The great equalizers of the past, the magazine points out, have come from all political camps. Trust-busting U.S. president Theodore Roosevelt, for example, who took on the “robber barons” of the late 19th century, was a tough-minded Republican. British prime minister David Lloyd George was a reform-minded Liberal.

But history doesn’t provide the answer to today’s disparities, it says. Governments can no longer afford massive economic intervention and breaking up globe-straddling monopolies is a far greater challenge than dismantling the industrial empires of the Gilded Era.

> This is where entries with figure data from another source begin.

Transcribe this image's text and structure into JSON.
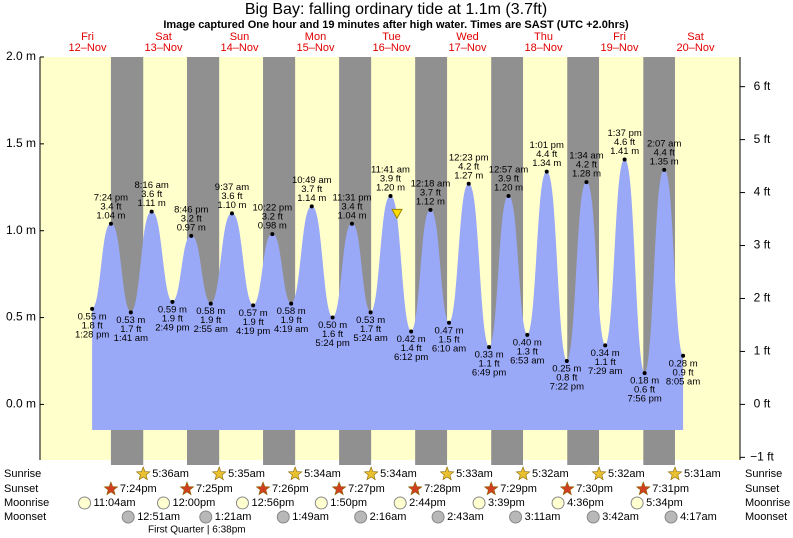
{
  "chart_data": {
    "type": "area",
    "title": "Big Bay: falling  ordinary tide at 1.1m (3.7ft)",
    "subtitle": "Image captured One hour and 19 minutes after high water. Times are SAST (UTC +2.0hrs)",
    "days": [
      "Fri",
      "Sat",
      "Sun",
      "Mon",
      "Tue",
      "Wed",
      "Thu",
      "Fri",
      "Sat"
    ],
    "dates": [
      "12–Nov",
      "13–Nov",
      "14–Nov",
      "15–Nov",
      "16–Nov",
      "17–Nov",
      "18–Nov",
      "19–Nov",
      "20–Nov"
    ],
    "x": [
      "1:28 pm",
      "7:24 pm",
      "1:41 am",
      "8:16 am",
      "2:49 pm",
      "8:46 pm",
      "2:55 am",
      "9:37 am",
      "4:19 pm",
      "10:22 pm",
      "4:19 am",
      "10:49 am",
      "5:24 pm",
      "11:31 pm",
      "5:24 am",
      "11:41 am",
      "6:12 pm",
      "12:18 am",
      "6:10 am",
      "12:23 pm",
      "6:49 pm",
      "12:57 am",
      "6:53 am",
      "1:01 pm",
      "7:22 pm",
      "1:34 am",
      "7:29 am",
      "1:37 pm",
      "7:56 pm",
      "2:07 am",
      "8:05 am"
    ],
    "values": [
      0.55,
      1.04,
      0.53,
      1.11,
      0.59,
      0.97,
      0.58,
      1.1,
      0.57,
      0.98,
      0.58,
      1.14,
      0.5,
      1.04,
      0.53,
      1.2,
      0.42,
      1.12,
      0.47,
      1.27,
      0.33,
      1.2,
      0.4,
      1.34,
      0.25,
      1.28,
      0.34,
      1.41,
      0.18,
      1.35,
      0.28
    ],
    "value_labels": [
      "0.55 m",
      "1.04 m",
      "0.53 m",
      "1.11 m",
      "0.59 m",
      "0.97 m",
      "0.58 m",
      "1.10 m",
      "0.57 m",
      "0.98 m",
      "0.58 m",
      "1.14 m",
      "0.50 m",
      "1.04 m",
      "0.53 m",
      "1.20 m",
      "0.42 m",
      "1.12 m",
      "0.47 m",
      "1.27 m",
      "0.33 m",
      "1.20 m",
      "0.40 m",
      "1.34 m",
      "0.25 m",
      "1.28 m",
      "0.34 m",
      "1.41 m",
      "0.18 m",
      "1.35 m",
      "0.28 m"
    ],
    "ft_labels": [
      "1.8 ft",
      "3.4 ft",
      "1.7 ft",
      "3.6 ft",
      "1.9 ft",
      "3.2 ft",
      "1.9 ft",
      "3.6 ft",
      "1.9 ft",
      "3.2 ft",
      "1.9 ft",
      "3.7 ft",
      "1.6 ft",
      "3.4 ft",
      "1.7 ft",
      "3.9 ft",
      "1.4 ft",
      "3.7 ft",
      "1.5 ft",
      "4.2 ft",
      "1.1 ft",
      "3.9 ft",
      "1.3 ft",
      "4.4 ft",
      "0.8 ft",
      "4.2 ft",
      "1.1 ft",
      "4.6 ft",
      "0.6 ft",
      "4.4 ft",
      "0.9 ft"
    ],
    "color": "#9aa8f8",
    "current_level": 1.1,
    "ylim": [
      -0.32,
      2.0
    ],
    "yticks": [
      {
        "value": 2,
        "label": "2.0 m"
      },
      {
        "value": 1.5,
        "label": "1.5 m"
      },
      {
        "value": 1,
        "label": "1.0 m"
      },
      {
        "value": 0.5,
        "label": "0.5 m"
      },
      {
        "value": 0,
        "label": "0.0 m"
      }
    ],
    "y2lim": [
      -1.05,
      6.56
    ],
    "y2ticks": [
      {
        "value": 6,
        "label": "6 ft"
      },
      {
        "value": 5,
        "label": "5 ft"
      },
      {
        "value": 4,
        "label": "4 ft"
      },
      {
        "value": 3,
        "label": "3 ft"
      },
      {
        "value": 2,
        "label": "2 ft"
      },
      {
        "value": 1,
        "label": "1 ft"
      },
      {
        "value": 0,
        "label": "0 ft"
      },
      {
        "value": -1,
        "label": "−1 ft"
      }
    ],
    "almanac": {
      "row_labels": [
        "Sunrise",
        "Sunset",
        "Moonrise",
        "Moonset"
      ],
      "sunrise": [
        "5:36am",
        "5:35am",
        "5:34am",
        "5:34am",
        "5:33am",
        "5:32am",
        "5:32am",
        "5:31am"
      ],
      "sunset": [
        "7:24pm",
        "7:25pm",
        "7:26pm",
        "7:27pm",
        "7:28pm",
        "7:29pm",
        "7:30pm",
        "7:31pm"
      ],
      "moonrise": [
        "11:04am",
        "12:00pm",
        "12:56pm",
        "1:50pm",
        "2:44pm",
        "3:39pm",
        "4:36pm",
        "5:34pm"
      ],
      "moonset": [
        "12:51am",
        "1:21am",
        "1:49am",
        "2:16am",
        "2:43am",
        "3:11am",
        "3:42am",
        "4:17am"
      ],
      "moon_phase": "First Quarter | 6:38pm"
    }
  }
}
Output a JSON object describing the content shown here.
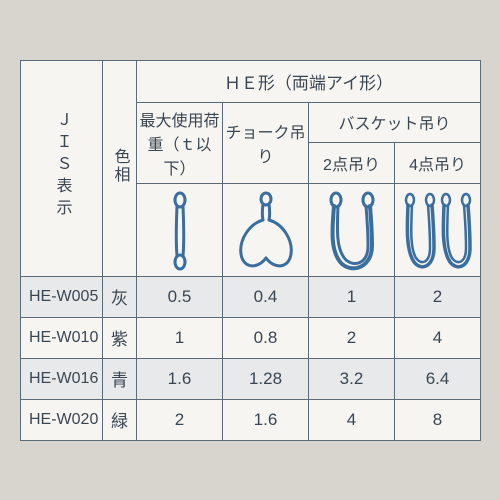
{
  "header": {
    "jis": "ＪＩＳ表示",
    "color": "色相",
    "he_form": "ＨＥ形（両端アイ形）",
    "max_load": "最大使用荷重（ｔ以下）",
    "choker": "チョーク吊り",
    "basket": "バスケット吊り",
    "pt2": "2点吊り",
    "pt4": "4点吊り"
  },
  "icon_stroke": "#3a6e9e",
  "rows": [
    {
      "code": "HE-W005",
      "color": "灰",
      "v1": "0.5",
      "v2": "0.4",
      "v3": "1",
      "v4": "2",
      "alt": true
    },
    {
      "code": "HE-W010",
      "color": "紫",
      "v1": "1",
      "v2": "0.8",
      "v3": "2",
      "v4": "4",
      "alt": false
    },
    {
      "code": "HE-W016",
      "color": "青",
      "v1": "1.6",
      "v2": "1.28",
      "v3": "3.2",
      "v4": "6.4",
      "alt": true
    },
    {
      "code": "HE-W020",
      "color": "緑",
      "v1": "2",
      "v2": "1.6",
      "v3": "4",
      "v4": "8",
      "alt": false
    }
  ]
}
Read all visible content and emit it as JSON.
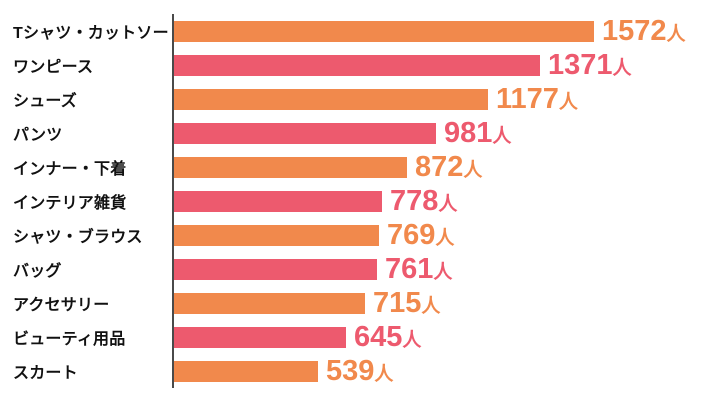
{
  "colors": {
    "orange": "#F1894C",
    "pink": "#ED5A6E",
    "axis": "#4A4A4A",
    "category_text": "#111111",
    "background": "#FFFFFF"
  },
  "chart_data": {
    "type": "bar",
    "orientation": "horizontal",
    "title": "",
    "xlabel": "",
    "ylabel": "",
    "categories": [
      "Tシャツ・カットソー",
      "ワンピース",
      "シューズ",
      "パンツ",
      "インナー・下着",
      "インテリア雑貨",
      "シャツ・ブラウス",
      "バッグ",
      "アクセサリー",
      "ビューティ用品",
      "スカート"
    ],
    "values": [
      1572,
      1371,
      1177,
      981,
      872,
      778,
      769,
      761,
      715,
      645,
      539
    ],
    "value_unit": "人",
    "bar_colors": [
      "orange",
      "pink",
      "orange",
      "pink",
      "orange",
      "pink",
      "orange",
      "pink",
      "orange",
      "pink",
      "orange"
    ],
    "value_labels_at_bar_end": true,
    "layout": {
      "grid": "off",
      "legend": "none",
      "axis_ticks": "none",
      "baseline_visible": true,
      "xlim": [
        0,
        2030
      ]
    }
  }
}
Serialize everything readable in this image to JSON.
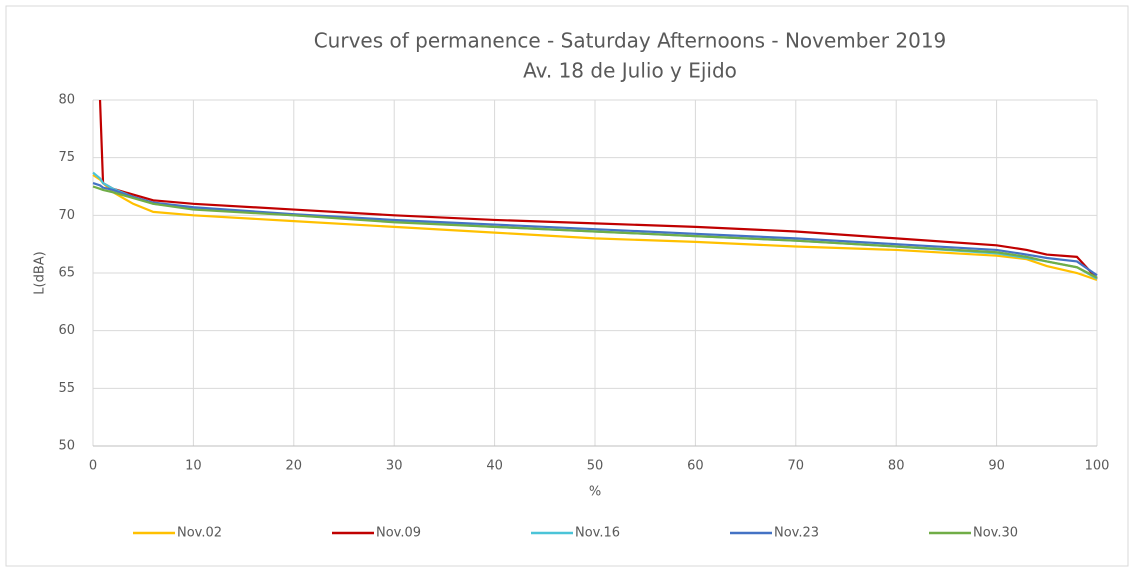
{
  "chart_data": {
    "type": "line",
    "title": "Curves of permanence - Saturday Afternoons - November 2019",
    "subtitle": "Av. 18 de Julio y Ejido",
    "xlabel": "%",
    "ylabel": "L(dBA)",
    "x": [
      0,
      0.7,
      1,
      2,
      4,
      6,
      10,
      20,
      30,
      40,
      50,
      60,
      70,
      80,
      90,
      93,
      95,
      98,
      100
    ],
    "series": [
      {
        "name": "Nov.02",
        "color": "#ffc000",
        "values": [
          73.5,
          73.1,
          72.8,
          72,
          71,
          70.3,
          70,
          69.5,
          69,
          68.5,
          68,
          67.7,
          67.3,
          67,
          66.5,
          66.2,
          65.6,
          65,
          64.4
        ]
      },
      {
        "name": "Nov.09",
        "color": "#c00000",
        "values": [
          null,
          80,
          72.8,
          72.3,
          71.8,
          71.3,
          71,
          70.5,
          70,
          69.6,
          69.3,
          69,
          68.6,
          68,
          67.4,
          67,
          66.6,
          66.4,
          64.5
        ]
      },
      {
        "name": "Nov.16",
        "color": "#4bc4d8",
        "values": [
          73.7,
          73.2,
          72.8,
          72.3,
          71.6,
          71,
          70.6,
          70,
          69.5,
          69,
          68.6,
          68.2,
          67.8,
          67.3,
          66.7,
          66.3,
          66,
          65.5,
          64.5
        ]
      },
      {
        "name": "Nov.23",
        "color": "#4472c4",
        "values": [
          72.8,
          72.6,
          72.4,
          72.2,
          71.6,
          71.1,
          70.7,
          70.1,
          69.6,
          69.2,
          68.8,
          68.4,
          68,
          67.5,
          67,
          66.6,
          66.3,
          66,
          64.8
        ]
      },
      {
        "name": "Nov.30",
        "color": "#70ad47",
        "values": [
          72.5,
          72.3,
          72.2,
          72,
          71.5,
          71,
          70.5,
          70,
          69.4,
          69,
          68.6,
          68.2,
          67.8,
          67.3,
          66.8,
          66.4,
          66,
          65.5,
          64.6
        ]
      }
    ],
    "xlim": [
      0,
      100
    ],
    "xticks": [
      0,
      10,
      20,
      30,
      40,
      50,
      60,
      70,
      80,
      90,
      100
    ],
    "ylim": [
      50,
      80
    ],
    "yticks": [
      50,
      55,
      60,
      65,
      70,
      75,
      80
    ],
    "grid": true,
    "legend": "bottom"
  }
}
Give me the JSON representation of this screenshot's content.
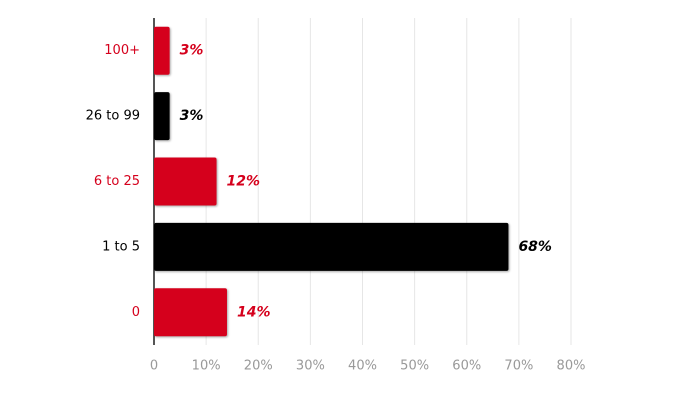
{
  "chart_data": {
    "type": "bar",
    "orientation": "horizontal",
    "categories": [
      "100+",
      "26 to 99",
      "6 to 25",
      "1 to 5",
      "0"
    ],
    "values": [
      3,
      3,
      12,
      68,
      14
    ],
    "value_labels": [
      "3%",
      "3%",
      "12%",
      "68%",
      "14%"
    ],
    "colors": [
      "#d5001c",
      "#000000",
      "#d5001c",
      "#000000",
      "#d5001c"
    ],
    "xlim": [
      0,
      80
    ],
    "xticks": [
      0,
      {
        "value": 10,
        "label": "10%"
      },
      {
        "value": 20,
        "label": "20%"
      },
      {
        "value": 30,
        "label": "30%"
      },
      {
        "value": 40,
        "label": "40%"
      },
      {
        "value": 50,
        "label": "50%"
      },
      {
        "value": 60,
        "label": "60%"
      },
      {
        "value": 70,
        "label": "70%"
      },
      {
        "value": 80,
        "label": "80%"
      }
    ],
    "grid": true
  }
}
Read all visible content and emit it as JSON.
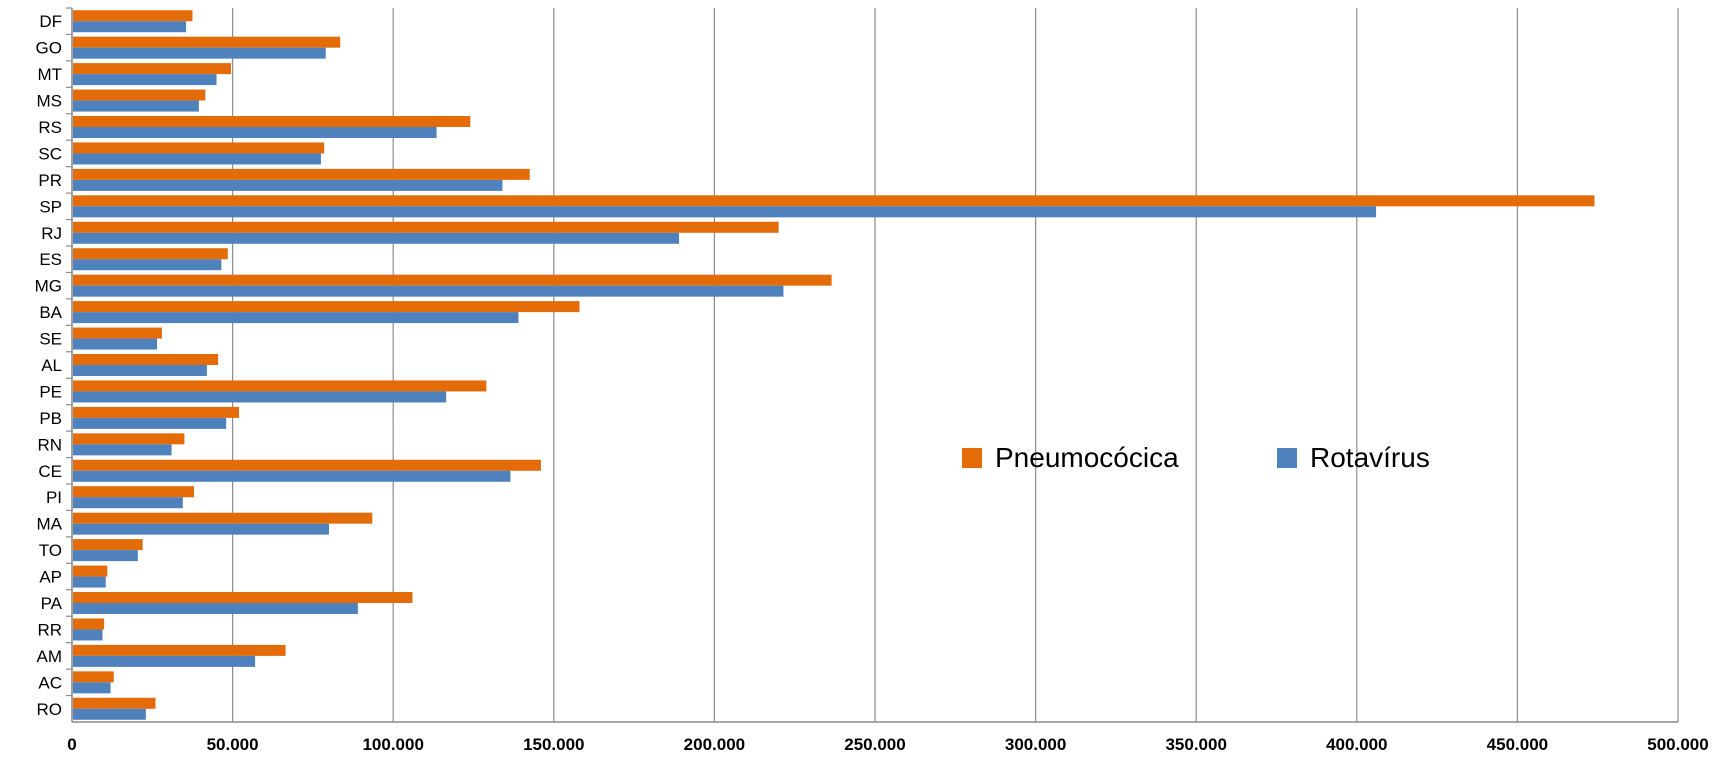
{
  "chart_data": {
    "type": "bar",
    "orientation": "horizontal",
    "title": "",
    "xlabel": "",
    "ylabel": "",
    "categories": [
      "RO",
      "AC",
      "AM",
      "RR",
      "PA",
      "AP",
      "TO",
      "MA",
      "PI",
      "CE",
      "RN",
      "PB",
      "PE",
      "AL",
      "SE",
      "BA",
      "MG",
      "ES",
      "RJ",
      "SP",
      "PR",
      "SC",
      "RS",
      "MS",
      "MT",
      "GO",
      "DF"
    ],
    "series": [
      {
        "name": "Pneumocócica",
        "color": "#E36C09",
        "values": [
          26000,
          13000,
          66500,
          10000,
          106000,
          11000,
          22000,
          93500,
          38000,
          146000,
          35000,
          52000,
          129000,
          45500,
          28000,
          158000,
          236500,
          48500,
          220000,
          474000,
          142500,
          78500,
          124000,
          41500,
          49500,
          83500,
          37500
        ]
      },
      {
        "name": "Rotavírus",
        "color": "#4F81BD",
        "values": [
          23000,
          12000,
          57000,
          9500,
          89000,
          10500,
          20500,
          80000,
          34500,
          136500,
          31000,
          48000,
          116500,
          42000,
          26500,
          139000,
          221500,
          46500,
          189000,
          406000,
          134000,
          77500,
          113500,
          39500,
          45000,
          79000,
          35500
        ]
      }
    ],
    "xlim": [
      0,
      500000
    ],
    "xticks": [
      0,
      50000,
      100000,
      150000,
      200000,
      250000,
      300000,
      350000,
      400000,
      450000,
      500000
    ],
    "xtick_labels": [
      "0",
      "50.000",
      "100.000",
      "150.000",
      "200.000",
      "250.000",
      "300.000",
      "350.000",
      "400.000",
      "450.000",
      "500.000"
    ],
    "grid": true,
    "legend_position": "center-right"
  }
}
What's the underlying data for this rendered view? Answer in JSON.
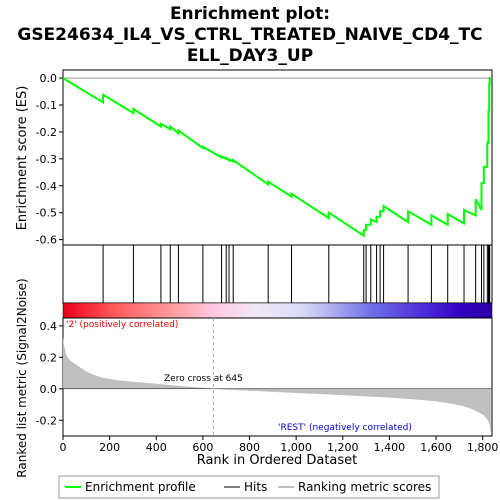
{
  "title_line1": "Enrichment plot:",
  "title_line2": "GSE24634_IL4_VS_CTRL_TREATED_NAIVE_CD4_TC",
  "title_line3": "ELL_DAY3_UP",
  "colors": {
    "es_line": "#00ff00",
    "hits": "#000000",
    "metric_fill": "#bfbfbf",
    "pos_label": "#ff0000",
    "neg_label": "#0000cc",
    "zero_cross_line": "#aaaaaa"
  },
  "chart_data": {
    "type": "line",
    "xlabel": "Rank in Ordered Dataset",
    "x_ticks": [
      0,
      200,
      400,
      600,
      800,
      1000,
      1200,
      1400,
      1600,
      1800
    ],
    "x_tick_labels": [
      "0",
      "200",
      "400",
      "600",
      "800",
      "1,000",
      "1,200",
      "1,400",
      "1,600",
      "1,800"
    ],
    "xlim": [
      0,
      1840
    ],
    "es_panel": {
      "ylabel": "Enrichment score (ES)",
      "ylim": [
        -0.62,
        0.03
      ],
      "y_ticks": [
        0.0,
        -0.1,
        -0.2,
        -0.3,
        -0.4,
        -0.5,
        -0.6
      ],
      "y_tick_labels": [
        "0.0",
        "-0.1",
        "-0.2",
        "-0.3",
        "-0.4",
        "-0.5",
        "-0.6"
      ]
    },
    "hits": [
      172,
      302,
      420,
      460,
      495,
      600,
      680,
      700,
      712,
      730,
      880,
      980,
      1140,
      1290,
      1300,
      1320,
      1345,
      1360,
      1375,
      1480,
      1580,
      1650,
      1720,
      1770,
      1795,
      1805,
      1820,
      1825,
      1828,
      1830
    ],
    "hit_es_before": [
      -0.09,
      -0.13,
      -0.18,
      -0.19,
      -0.205,
      -0.26,
      -0.295,
      -0.3,
      -0.305,
      -0.31,
      -0.395,
      -0.44,
      -0.52,
      -0.585,
      -0.565,
      -0.545,
      -0.535,
      -0.515,
      -0.495,
      -0.535,
      -0.545,
      -0.545,
      -0.54,
      -0.51,
      -0.49,
      -0.39,
      -0.33,
      -0.24,
      -0.12,
      -0.02
    ],
    "hit_es_after": [
      -0.062,
      -0.115,
      -0.17,
      -0.18,
      -0.195,
      -0.255,
      -0.29,
      -0.297,
      -0.302,
      -0.305,
      -0.385,
      -0.43,
      -0.5,
      -0.565,
      -0.545,
      -0.525,
      -0.515,
      -0.495,
      -0.475,
      -0.495,
      -0.51,
      -0.505,
      -0.49,
      -0.45,
      -0.39,
      -0.33,
      -0.24,
      -0.12,
      -0.02,
      0.0
    ],
    "metric_panel": {
      "ylabel": "Ranked list metric (Signal2Noise)",
      "ylim": [
        -0.3,
        0.45
      ],
      "y_ticks": [
        0.4,
        0.2,
        0.0,
        -0.2
      ],
      "y_tick_labels": [
        "0.4",
        "0.2",
        "0.0",
        "-0.2"
      ],
      "rank": [
        0,
        5,
        15,
        30,
        60,
        100,
        130,
        170,
        230,
        300,
        380,
        450,
        520,
        600,
        645,
        700,
        800,
        900,
        1000,
        1100,
        1200,
        1300,
        1400,
        1500,
        1600,
        1650,
        1700,
        1740,
        1770,
        1790,
        1810,
        1822,
        1830,
        1835
      ],
      "metric": [
        0.33,
        0.27,
        0.21,
        0.18,
        0.15,
        0.11,
        0.09,
        0.07,
        0.055,
        0.045,
        0.035,
        0.025,
        0.015,
        0.007,
        0.0,
        -0.005,
        -0.012,
        -0.02,
        -0.027,
        -0.033,
        -0.04,
        -0.048,
        -0.056,
        -0.066,
        -0.08,
        -0.09,
        -0.105,
        -0.12,
        -0.14,
        -0.155,
        -0.175,
        -0.2,
        -0.235,
        -0.28
      ]
    },
    "annotations": {
      "pos_label": "'2' (positively correlated)",
      "neg_label": "'REST' (negatively correlated)",
      "zero_cross": "Zero cross at 645",
      "zero_cross_rank": 645
    },
    "legend": {
      "placement": "bottom",
      "items": [
        "Enrichment profile",
        "Hits",
        "Ranking metric scores"
      ]
    }
  }
}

The magazine’s primary focus is the U.S., which has bifurcated into two nations: the rich and the rest. Neither presidential candidate is offering a workable solution. Republican Mitt Romney promises tax cuts at the top of the economic pyramid, spending cuts to social security and education and smaller government. Democrat Barack Obama, who calls inequality “the defining issue of our time,” can’t persuade Congress to make America’s tax system more progressive.

“Roosevelt would have been appalled at the timidity,” the Economist contends. “A subject of such importance requires something bolder.”

Unfortunately, the magazine’s own solution — “true progressivism” — falls far short of that standard. It is grab bag of top-down and populist measures; fine-tuning and structural change; sensible and politically unpalatable correctives. Its editorialists deserve credit for putting forward a formula to make societies fairer without stifling economic growth. But their prescription lacks the coherence to convert skeptics into reformers.

Here is what the Economist recommends:

 A Roosevelt-style attack on Wall Street’s too-big-to-fail banks.

 Increase school choice to loosen the grip of teachers unions.

 Raise the retirement age sharply and require means testing.

 Get rid of costly fuel subsidies.

 Target government spending at the young and poor.

 Provide more retraining for the jobless.

 Eliminate tax deductions that benefit the wealthy.

 Narrow the gap between the taxes charged on earnings and capital gains.

There are certainly some good ideas on the list. But they don’t amount to a bold new strategy and they don’t address the underlying political issue: Wealth redistribution is anathema to most governments.

What is needed is a rational debate. The Economist provides a credible framework. It lifts the issue out of the left-wing ghetto. It exposes the plutocrats who claim to be wealth creators.

Best of all, it’s a voice world leaders can’t ridicule or disregard.